Burns' column and a photo he took follow:
Fun and Games turn tragic in New Smyrna Beach
By Robert Burns
“I don’t know if that guy’s gonna make it,” I heard the one paramedic say to another emergency worker as he shut the door to the ambulance Tuesday night, June 16. Now, it was a matter of keeping the injured man stable and alive while they waited for the air transport to arrive. A broken neck? A broken back? Certainly a concussion, maybe more. You can’t fly off a roof, fall 20+ feet to the ground, land on your spine – half on the sidewalk, half in the street, and expect to get up and walk away. No, you can’t.
“It’s alright, buddy. You’re gonna be alright!” said the one skateboarder to his unconscious friend. The paramedics didn’t have time to debate the prognosis, but by the looks on their faces and the determination they were investing into this patient, I think the EMTs might have had a different idea. The way it all started was, after the sun went down, a couple of chums thought they’d have a little fun up on the varied roofs of Canal Street.
Some of those roofs are flat as a piece of glass. Others are undulating. A few have 8- to 12-inch gaps between one roof and the next one over. I’m sure it’s a thrill to fly over that deep, dark void, your skateboard spinning one, maybe two times before your feet come back down on the board. Pure adrenaline.
Then there’s the really great roofs. Just the right length. Just the right angle. Maybe there’s a sharply curved ramp at the end where the surface of the roof smoothly slides up in a graceful arc against the building’s facade. Where, for a moment, you can imagine yourself flying high over downtown New Smyrna Beach. It’s an illusion. I know.
Sitting at my desk in the Observer that night, I thought I heard thunder. A repeated booming echoed through the building. I figured we’d lose electricity at any moment, so I started saving everything I had written. I called home, worried our little 4-year-old might be scared of all the crashing. As my wife answered the phone, I realized it wasn’t thunder.
It was the sound of people on our roof. People I had spoken to before. People I had instructed weeks earlier, to please get off this100-year old roof. People who should know better: 30-year old men on skateboards.
By the time I walked out to the front of our office space, the skating had stopped. Looking out our front window, I saw three upset men, all in their 30s and 40s, cradling another man about the same age. There he was, broken, twisted on the sidewalk, at least 20 feet beneath the air in which the broken man had been seemingly flying only moments before. Sir Isaac Newton never loses.
I dialed 9-1-1.
His friends were trying to get him to move. He just lay there, vomiting. “You’re gonna be okay. You’re gonna be okay!!” they kept repeating, as if the mantra was approved by the American Medical Association. Clearly, he was not going to be okay. Even if he survives, there is little likelihood he’ll ever be “okay.”
The police arrived within moments. Seconds later a fire truck and then an ambulance. Police questioned the broken skate boarder’s friends. “It was an accident! Just an accident!” An accident, that young man and his family will have to deal with for the rest of his life. But that’s only if he survives.

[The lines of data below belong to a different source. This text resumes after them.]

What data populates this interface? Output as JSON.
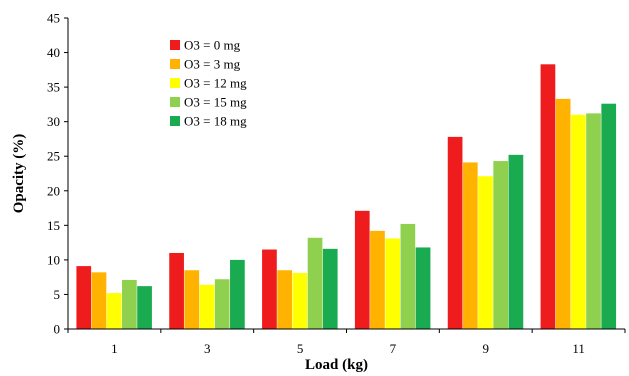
{
  "chart_data": {
    "type": "bar",
    "title": "",
    "xlabel": "Load (kg)",
    "ylabel": "Opacity (%)",
    "ylim": [
      0,
      45
    ],
    "yticks": [
      0,
      5,
      10,
      15,
      20,
      25,
      30,
      35,
      40,
      45
    ],
    "grid": false,
    "legend_position": "top-left",
    "categories": [
      "1",
      "3",
      "5",
      "7",
      "9",
      "11"
    ],
    "series": [
      {
        "name": "O3 = 0 mg",
        "color": "#ee1c1c",
        "values": [
          9.1,
          11.0,
          11.5,
          17.1,
          27.8,
          38.3
        ]
      },
      {
        "name": "O3 = 3 mg",
        "color": "#ffb300",
        "values": [
          8.2,
          8.5,
          8.5,
          14.2,
          24.1,
          33.3
        ]
      },
      {
        "name": "O3 = 12 mg",
        "color": "#ffff00",
        "values": [
          5.2,
          6.4,
          8.1,
          13.1,
          22.1,
          31.0
        ]
      },
      {
        "name": "O3 = 15 mg",
        "color": "#8fd14f",
        "values": [
          7.1,
          7.2,
          13.2,
          15.2,
          24.3,
          31.2
        ]
      },
      {
        "name": "O3 = 18 mg",
        "color": "#1aaa50",
        "values": [
          6.2,
          10.0,
          11.6,
          11.8,
          25.2,
          32.6
        ]
      }
    ]
  }
}
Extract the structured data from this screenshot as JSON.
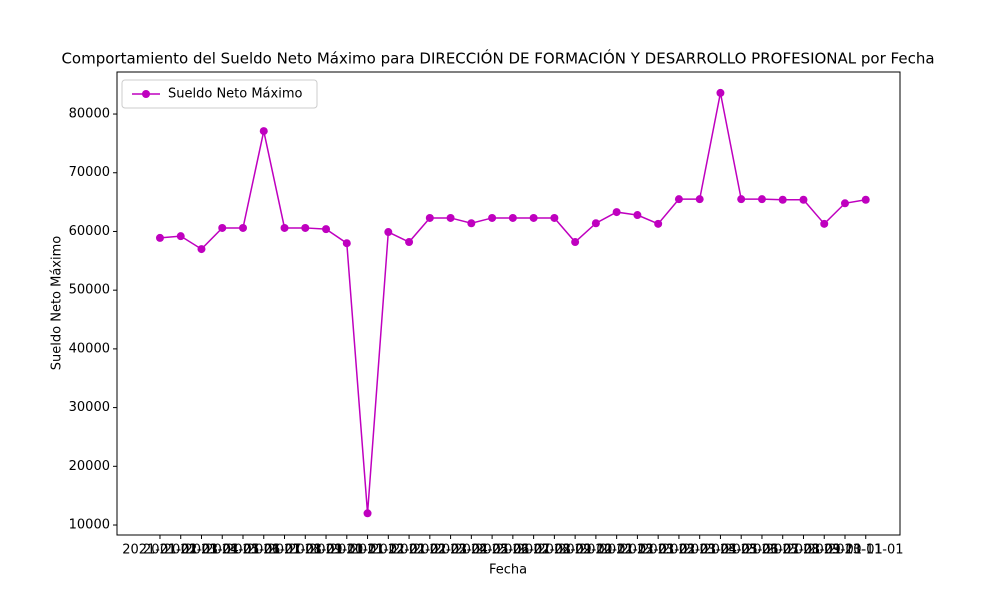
{
  "chart_data": {
    "type": "line",
    "title": "Comportamiento del Sueldo Neto Máximo para DIRECCIÓN DE FORMACIÓN Y DESARROLLO PROFESIONAL por Fecha",
    "x_label": "Fecha",
    "y_label": "Sueldo Neto Máximo",
    "categories": [
      "2021-01-01",
      "2021-02-01",
      "2021-03-01",
      "2021-04-01",
      "2021-05-01",
      "2021-06-01",
      "2021-07-01",
      "2021-08-01",
      "2021-09-01",
      "2021-10-01",
      "2021-11-01",
      "2021-12-01",
      "2022-01-01",
      "2022-02-01",
      "2022-03-01",
      "2022-04-01",
      "2022-05-01",
      "2022-06-01",
      "2022-07-01",
      "2022-08-01",
      "2022-09-01",
      "2022-10-01",
      "2022-11-01",
      "2022-12-01",
      "2023-01-01",
      "2023-02-01",
      "2023-03-01",
      "2023-04-01",
      "2023-05-01",
      "2023-06-01",
      "2023-07-01",
      "2023-08-01",
      "2023-09-01",
      "2023-10-01",
      "2023-11-01"
    ],
    "series": [
      {
        "name": "Sueldo Neto Máximo",
        "color": "#bf00bf",
        "values": [
          58900,
          59200,
          57000,
          60600,
          60600,
          77100,
          60600,
          60600,
          60400,
          58000,
          12000,
          59900,
          58200,
          62300,
          62300,
          61400,
          62300,
          62300,
          62300,
          62300,
          58200,
          61400,
          63300,
          62800,
          61300,
          65500,
          65500,
          83600,
          65500,
          65500,
          65400,
          65400,
          61300,
          64800,
          65400
        ]
      }
    ],
    "ylim": [
      8300,
      87160
    ],
    "yticks": [
      10000,
      20000,
      30000,
      40000,
      50000,
      60000,
      70000,
      80000
    ],
    "legend": "upper left",
    "grid": false
  }
}
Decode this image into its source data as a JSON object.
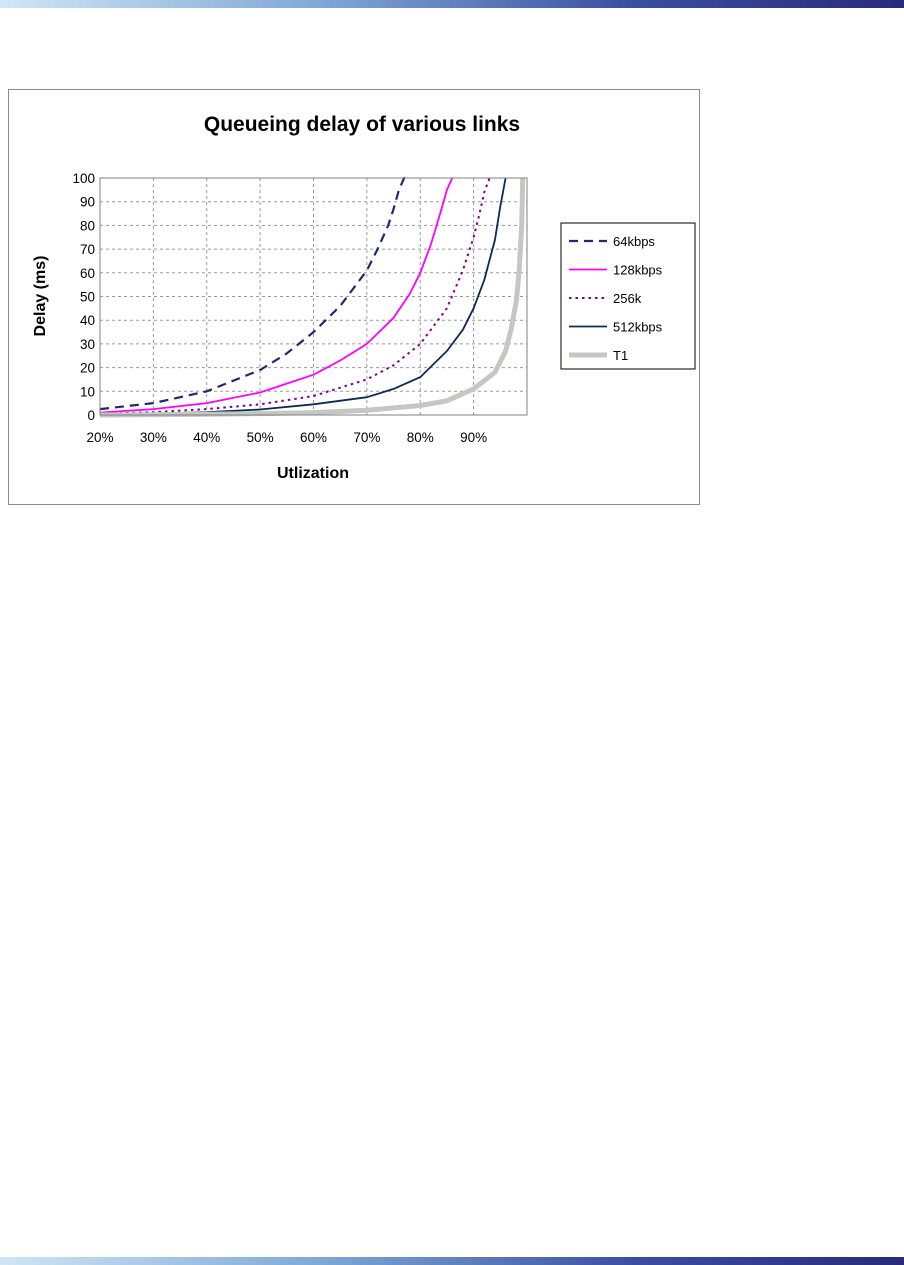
{
  "chart_data": {
    "type": "line",
    "title": "Queueing delay of various links",
    "xlabel": "Utlization",
    "ylabel": "Delay (ms)",
    "x_ticks": [
      "20%",
      "30%",
      "40%",
      "50%",
      "60%",
      "70%",
      "80%",
      "90%"
    ],
    "y_ticks": [
      "0",
      "10",
      "20",
      "30",
      "40",
      "50",
      "60",
      "70",
      "80",
      "90",
      "100"
    ],
    "xlim": [
      0.2,
      1.0
    ],
    "ylim": [
      0,
      100
    ],
    "grid": true,
    "legend_position": "right",
    "series": [
      {
        "name": "64kbps",
        "color": "#1f2a6b",
        "style": "dashed",
        "x": [
          0.2,
          0.3,
          0.4,
          0.5,
          0.55,
          0.6,
          0.65,
          0.7,
          0.72,
          0.74,
          0.75,
          0.76,
          0.77,
          0.78
        ],
        "y": [
          2.5,
          5,
          10,
          19,
          26,
          35,
          46,
          61,
          70,
          80,
          87,
          95,
          100,
          100
        ]
      },
      {
        "name": "128kbps",
        "color": "#ff00ff",
        "style": "solid",
        "x": [
          0.2,
          0.3,
          0.4,
          0.5,
          0.6,
          0.65,
          0.7,
          0.75,
          0.78,
          0.8,
          0.82,
          0.84,
          0.85,
          0.86
        ],
        "y": [
          1,
          2.5,
          5,
          9.5,
          17,
          23,
          30,
          41,
          51,
          60,
          72,
          87,
          95,
          100
        ]
      },
      {
        "name": "256k",
        "color": "#800080",
        "style": "dotted",
        "x": [
          0.2,
          0.3,
          0.4,
          0.5,
          0.6,
          0.7,
          0.75,
          0.8,
          0.85,
          0.88,
          0.9,
          0.91,
          0.92,
          0.93
        ],
        "y": [
          0.5,
          1.2,
          2.5,
          4.5,
          8,
          15,
          21,
          30,
          45,
          61,
          75,
          84,
          94,
          100
        ]
      },
      {
        "name": "512kbps",
        "color": "#0b2a55",
        "style": "solid",
        "x": [
          0.2,
          0.3,
          0.4,
          0.5,
          0.6,
          0.7,
          0.75,
          0.8,
          0.85,
          0.88,
          0.9,
          0.92,
          0.94,
          0.95,
          0.96
        ],
        "y": [
          0.3,
          0.6,
          1.2,
          2.3,
          4.5,
          7.5,
          11,
          16,
          27,
          36,
          45,
          57,
          74,
          88,
          100
        ]
      },
      {
        "name": "T1",
        "color": "#c3c8c3",
        "style": "thick",
        "x": [
          0.2,
          0.4,
          0.5,
          0.6,
          0.7,
          0.8,
          0.85,
          0.9,
          0.94,
          0.96,
          0.97,
          0.98,
          0.985,
          0.99,
          0.992
        ],
        "y": [
          0,
          0.3,
          0.6,
          1,
          2,
          4,
          6,
          11,
          18,
          27,
          36,
          48,
          60,
          80,
          100
        ]
      }
    ]
  }
}
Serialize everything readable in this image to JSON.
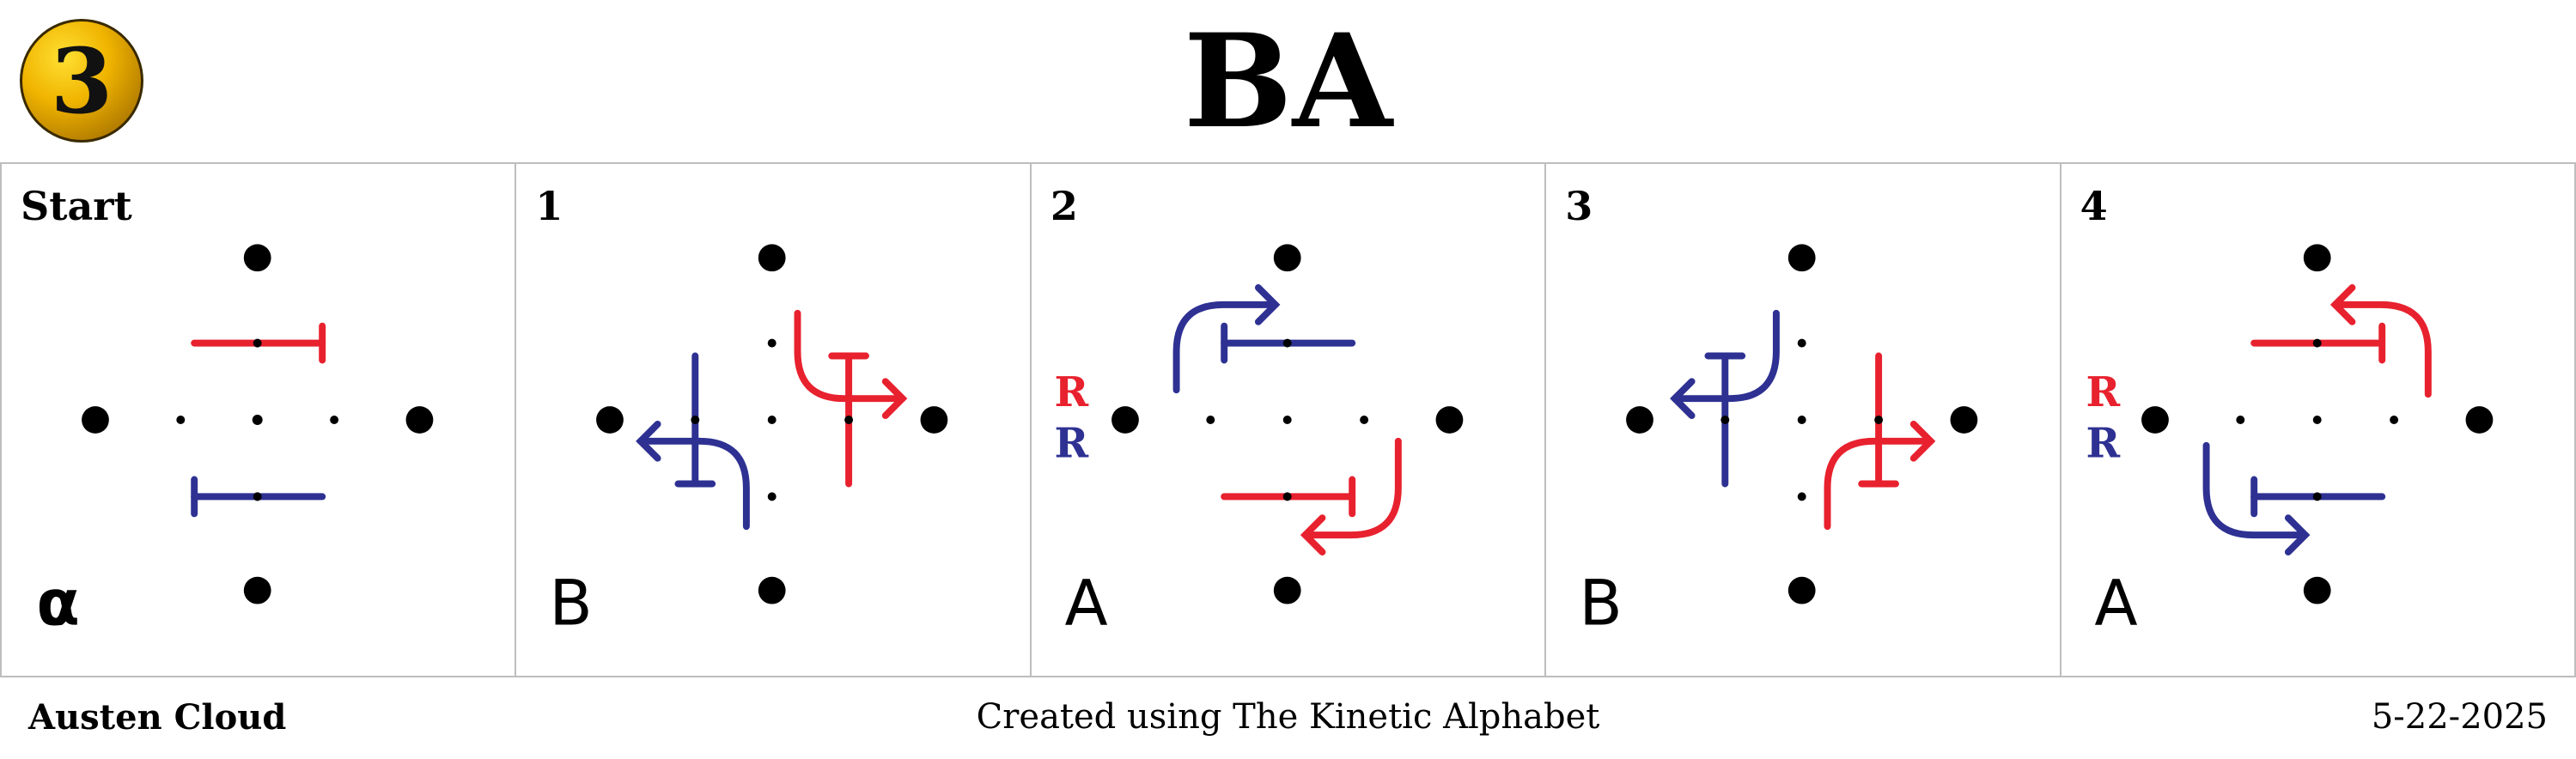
{
  "badge": {
    "number": "3"
  },
  "title": "BA",
  "colors": {
    "red": "#e8212e",
    "blue": "#2e3192",
    "badge_gold": "#f0b400"
  },
  "panels": [
    {
      "label": "Start",
      "symbol": "α",
      "rr": false
    },
    {
      "label": "1",
      "symbol": "B",
      "rr": false
    },
    {
      "label": "2",
      "symbol": "A",
      "rr": true
    },
    {
      "label": "3",
      "symbol": "B",
      "rr": false
    },
    {
      "label": "4",
      "symbol": "A",
      "rr": true
    }
  ],
  "rr_labels": {
    "top": "R",
    "bottom": "R"
  },
  "footer": {
    "author": "Austen Cloud",
    "credit": "Created using The Kinetic Alphabet",
    "date": "5-22-2025"
  }
}
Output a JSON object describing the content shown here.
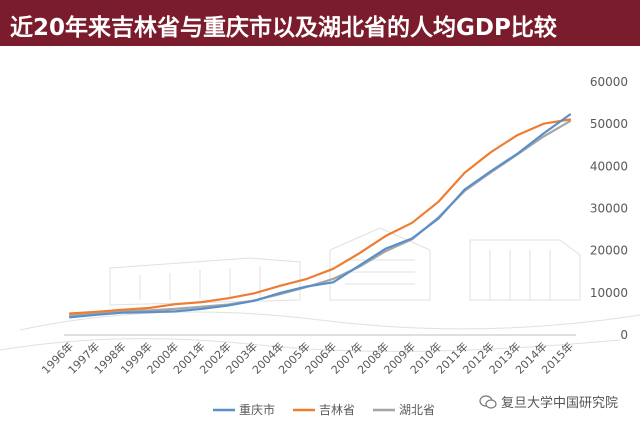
{
  "title": "近20年来吉林省与重庆市以及湖北省的人均GDP比较",
  "watermark": "复旦大学中国研究院",
  "colors": {
    "title_bg": "#7b1c2c",
    "chongqing": "#5b8fc9",
    "jilin": "#ed7d31",
    "hubei": "#a5a5a5"
  },
  "chart_data": {
    "type": "line",
    "title": "近20年来吉林省与重庆市以及湖北省的人均GDP比较",
    "xlabel": "",
    "ylabel": "",
    "ylim": [
      0,
      60000
    ],
    "yticks": [
      0,
      10000,
      20000,
      30000,
      40000,
      50000,
      60000
    ],
    "categories": [
      "1996年",
      "1997年",
      "1998年",
      "1999年",
      "2000年",
      "2001年",
      "2002年",
      "2003年",
      "2004年",
      "2005年",
      "2006年",
      "2007年",
      "2008年",
      "2009年",
      "2010年",
      "2011年",
      "2012年",
      "2013年",
      "2014年",
      "2015年"
    ],
    "grid": false,
    "legend_position": "bottom",
    "series": [
      {
        "name": "重庆市",
        "color": "#5b8fc9",
        "values": [
          4200,
          4800,
          5300,
          5400,
          5600,
          6200,
          7000,
          8100,
          10000,
          11500,
          12500,
          16500,
          20500,
          22900,
          27600,
          34500,
          38900,
          43000,
          47800,
          52300
        ]
      },
      {
        "name": "吉林省",
        "color": "#ed7d31",
        "values": [
          5100,
          5500,
          6000,
          6400,
          7300,
          7800,
          8700,
          9900,
          11700,
          13300,
          15700,
          19400,
          23500,
          26600,
          31600,
          38500,
          43400,
          47400,
          50100,
          51100
        ]
      },
      {
        "name": "湖北省",
        "color": "#a5a5a5",
        "values": [
          4600,
          5200,
          5600,
          5800,
          6200,
          6700,
          7200,
          8200,
          9700,
          11400,
          13300,
          16200,
          19900,
          22700,
          27900,
          34200,
          38600,
          42800,
          47100,
          50700
        ]
      }
    ]
  }
}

Traffic at the intersection of U.S.1 and Canal Street was backed-up in every direction as the rotors from the Sheriff’s Office Helicopter beat the air in the vacant lot near the rail road tracks. This young man would be air lifted to Halifax Medical Center — and then perhaps on to somewhere else. Looking at that crushed and broken man on the sidewalk, you didn’t have to be a diagnostician to come to that conclusion, it would take top-notch physicians and a belief in miracles.
The staff here at the Observer wish the skateboarder a speedy recovery. We wish the men skateboarding with him a healthy summer. We wish them luck, and a renewed awareness of what a 20-foot fall onto concrete can do.
Adventurers, please stay off our roof – and every other roof on Canal Street. They all end abruptly, and the only way you’ll actually fly is courtesy the Sheriff’s Office helicopter. You’re far too old for me to be telling you this, but there you have it.